The Apple employees emphasized in their letter that CEO Cook’s announcement on the new work policy clearly missed their expectations of future work.
The letter goes on to say that employees, over the past year, have often “felt not just unheard, but at times actively ignored.”
It also asked that the company allow teams to decide about work locations for employees and that it formulate a plan for disabled persons, including “location-flexible work,” among other demands.
Cook is not the first executive of a major corporation to be criticized for appearing to be out of step with what employees want when it comes to the future of the workplace.

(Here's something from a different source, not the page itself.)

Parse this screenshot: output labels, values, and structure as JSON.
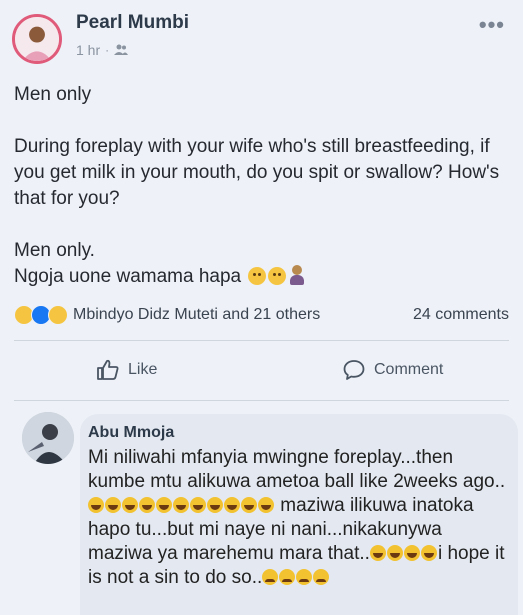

WeWork CEO Sandeep Mathrani was accused by some critics of downplaying the benefits of remote work after he told a virtual audience at the Wall Street Journal’s Future of Everything Festival on May 12 that more engaged employees seek to come back to the office, while “those who are least engaged are very comfortable working from home.”
A few weeks later, Cathy Merrill, the CEO of Washington, D.C.-based magazine Washingtonian, came under fire in the media after she suggested that staff who didn’t return to the office faced losing their full-time job status.
In an opinion piece for The Washington Post, she wrote that “while some employees might like to continue to work from home and pop in only when necessary, that presents executives with a tempting economic option the employees might not like.”